14.09.2018 | 08h50


NÃO APAGOU MENSAGENS

Perícia contesta investigação da PF e expõe que prova contra Blairo pode ter sido forjada

O documento contesta a acusação de que mensagens teriam sido apagadas do WhatsApp do ministro, por meio de computador remoto, após o aparelho ser apreendido pela PF.


DA REDAÇÃO

Perícia realizada pelo Instituto Brasileiro de Peritos (IBP-Brasil) apontou que o ministro da Agricultura Blairo Maggi (PP) não teria apagado remotamente as mensagens de três aparelhos celulares pertencentes a ele e sua mulher, Terezinha Maggi, que foram apreendidos pela Polícia Federal. A constatação vai de encontro com as investigações de obstrução de Justiça no âmbito da Operação Ararath.

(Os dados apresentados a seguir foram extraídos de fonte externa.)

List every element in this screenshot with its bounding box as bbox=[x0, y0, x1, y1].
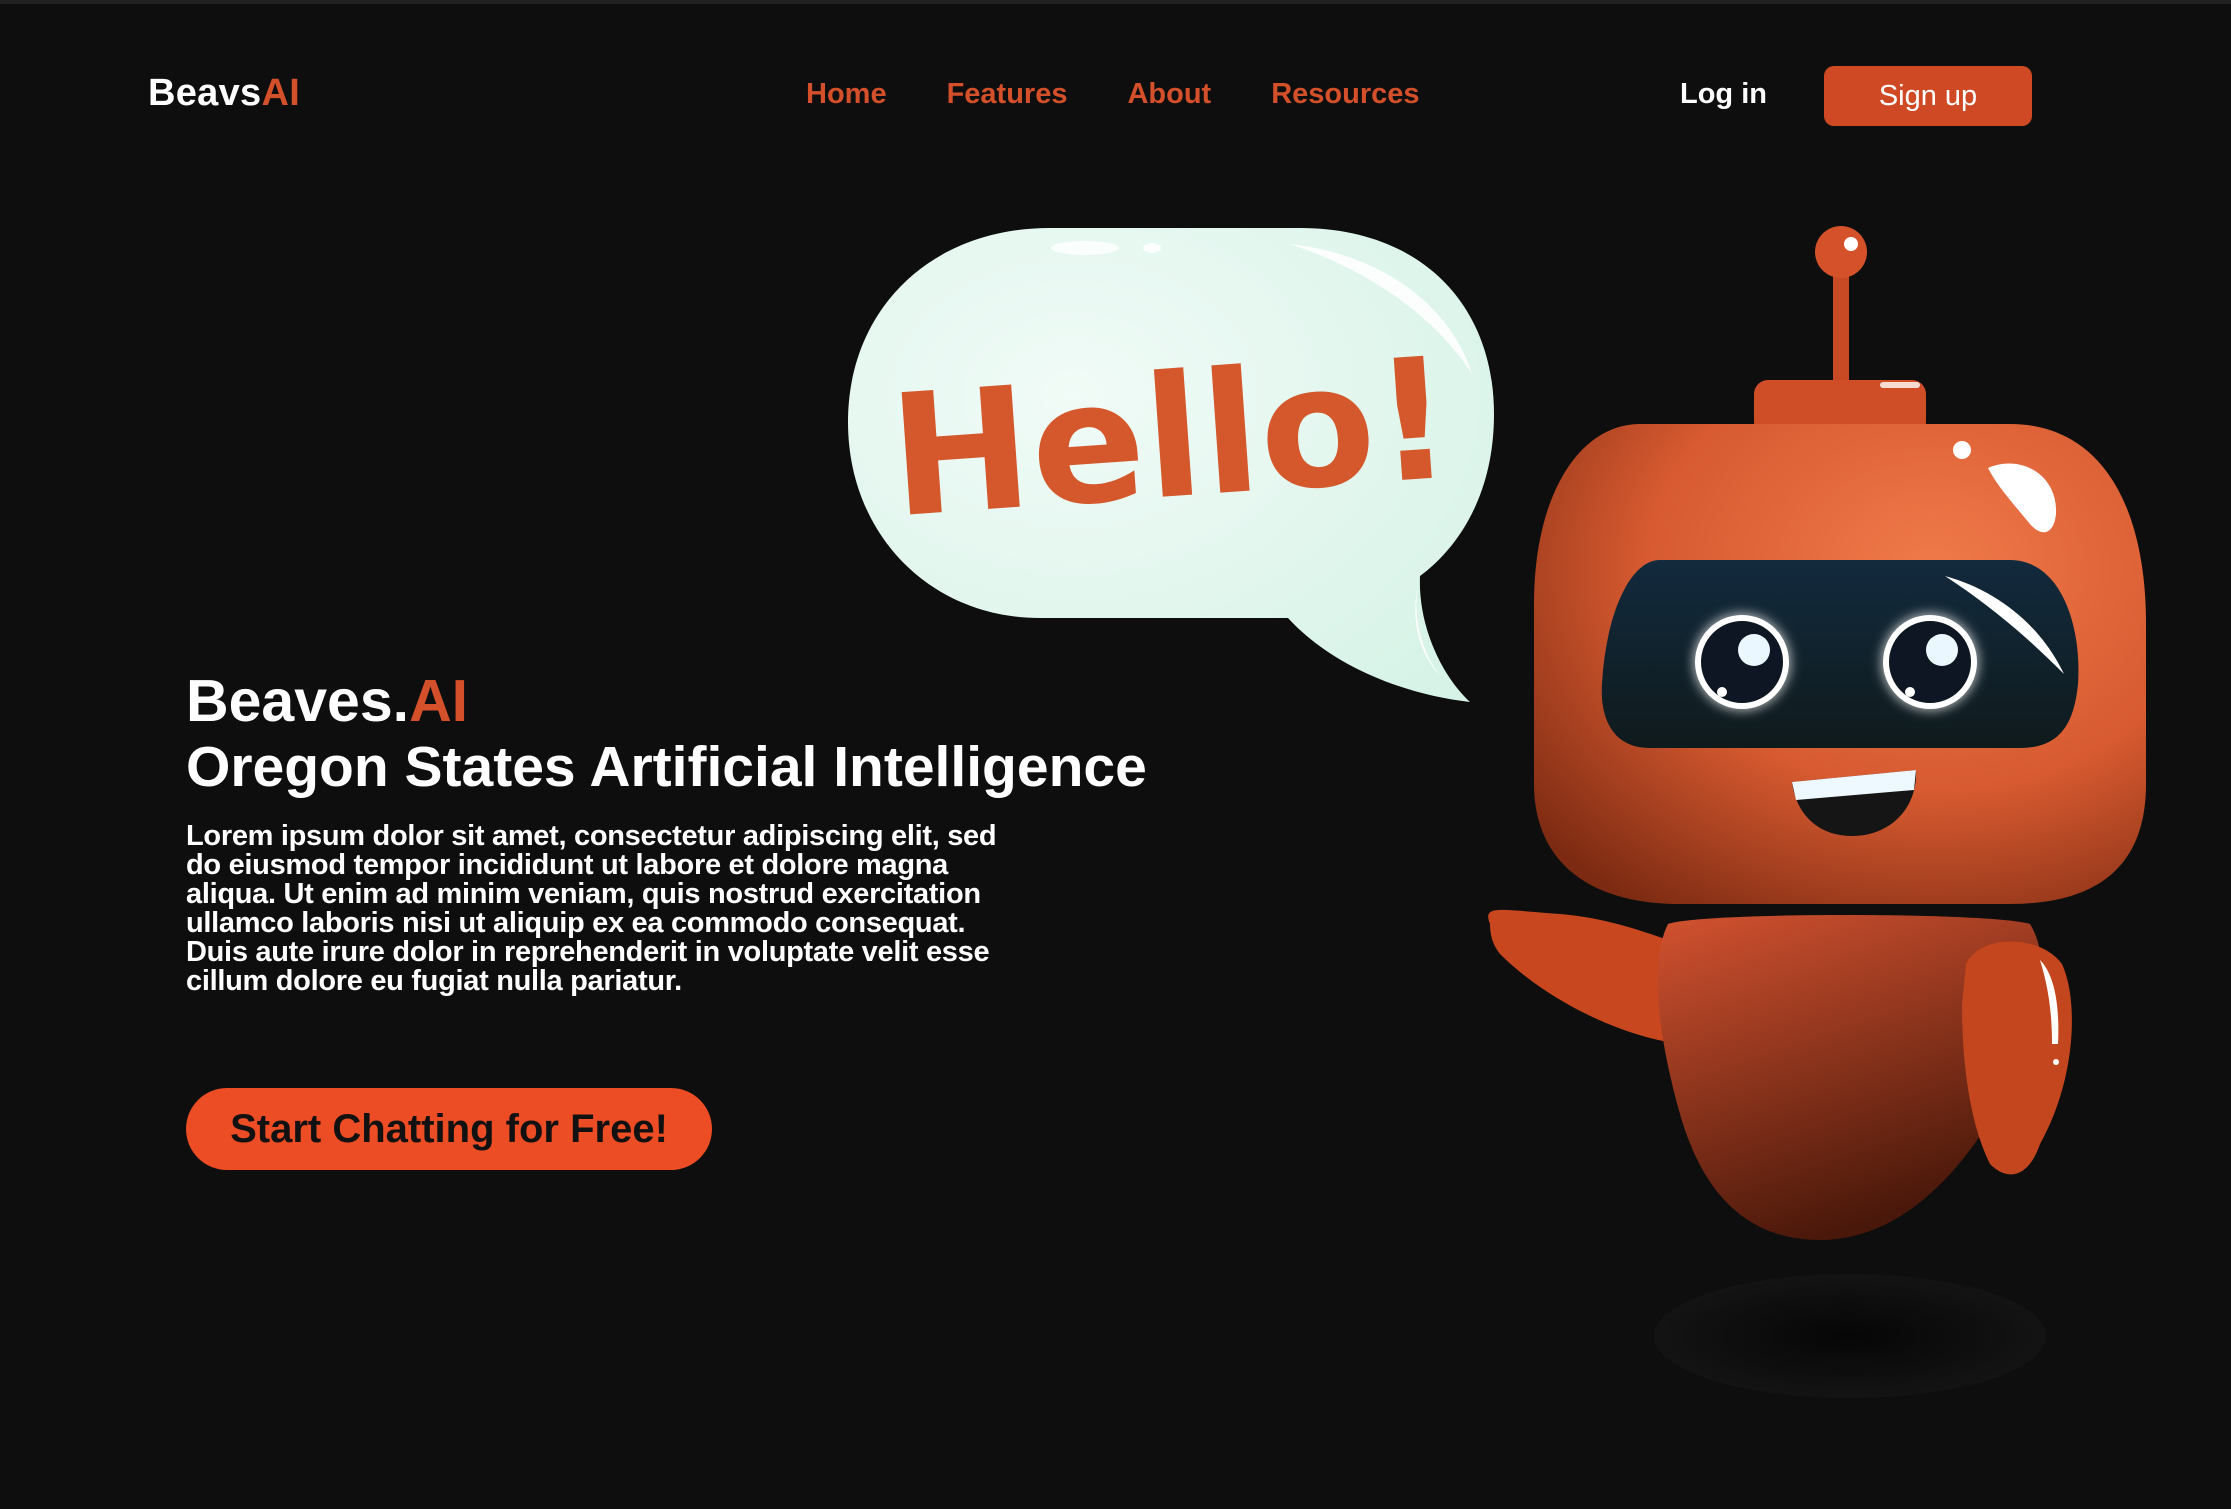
login-link[interactable]: Log in bbox=[1680, 78, 1767, 111]
signup-button[interactable]: Sign up bbox=[1824, 66, 2032, 126]
speech-bubble: Hello! bbox=[848, 228, 1494, 702]
hero-brand-main: Beaves. bbox=[186, 668, 410, 734]
nav-home[interactable]: Home bbox=[806, 78, 887, 111]
logo-accent: AI bbox=[261, 72, 301, 114]
start-chatting-button[interactable]: Start Chatting for Free! bbox=[186, 1088, 712, 1170]
bubble-text: Hello! bbox=[884, 321, 1458, 556]
hero-brand-accent: AI bbox=[409, 668, 469, 734]
robot-mascot-icon: Hello! bbox=[848, 226, 2146, 1398]
nav-features[interactable]: Features bbox=[947, 78, 1068, 111]
hero-brand: Beaves.AI bbox=[186, 668, 468, 734]
landing-page: BeavsAI Home Features About Resources Lo… bbox=[0, 0, 2231, 1509]
nav-resources[interactable]: Resources bbox=[1271, 78, 1419, 111]
nav-about[interactable]: About bbox=[1127, 78, 1211, 111]
logo-main: Beavs bbox=[148, 72, 262, 114]
main-nav: Home Features About Resources bbox=[806, 78, 1420, 111]
brand-logo[interactable]: BeavsAI bbox=[148, 72, 300, 115]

A PF investiga a possibilidade de que mensagens do aplicativo WhatsApp tenham sido apagadas pelo WhatsApp Web, aberto em um computador desktop comum.

A perícia aponta que Maggi não tinha instalado em seus dispositivos a ferramenta conhecida como “WhatsApp Web Desktop”, única forma de apagar mensagens remotamente.

A constatação indica que as mensagens teriam sido apagadas depois da apreensão do aparelho, já em posse da Polícia Federal.

O relatório da perícia, contratada pelo próprio ministro, foi encaminhado ao Supremo Tribunal Federal (STF) no processo que está sob a relatoria do ministro Luiz Fux.

A defesa do ministro acusa possível "erro de procedimentos ou prova forjada".

Os celulares de Blairo e Terezinha Maggi foram apreendidos no dia 14 de setembro de 2017 durante a deflagração da Operação Malebolge, 12ª fase da Ararath. Os três aparelhos continuam sob a guarda da PF, que realiza uma perícia própria.

 

“Não. O perito informa que há indícios de deleção, porém não apresenta qualquer evidência sobre a autoria ou origem da deleção das mensagens e nem se elas ocorreram local ou remotamente”, destaca o relatório.

De acordo com uma análise parcial da Polícia Federal, o aparelho teria continuado recebendo mensagens no aplicativo mesmo depois da apreensão, o que indicaria que o procedimento padrão, de colocar o celular em “modo avião” ou desligado, não foi seguido.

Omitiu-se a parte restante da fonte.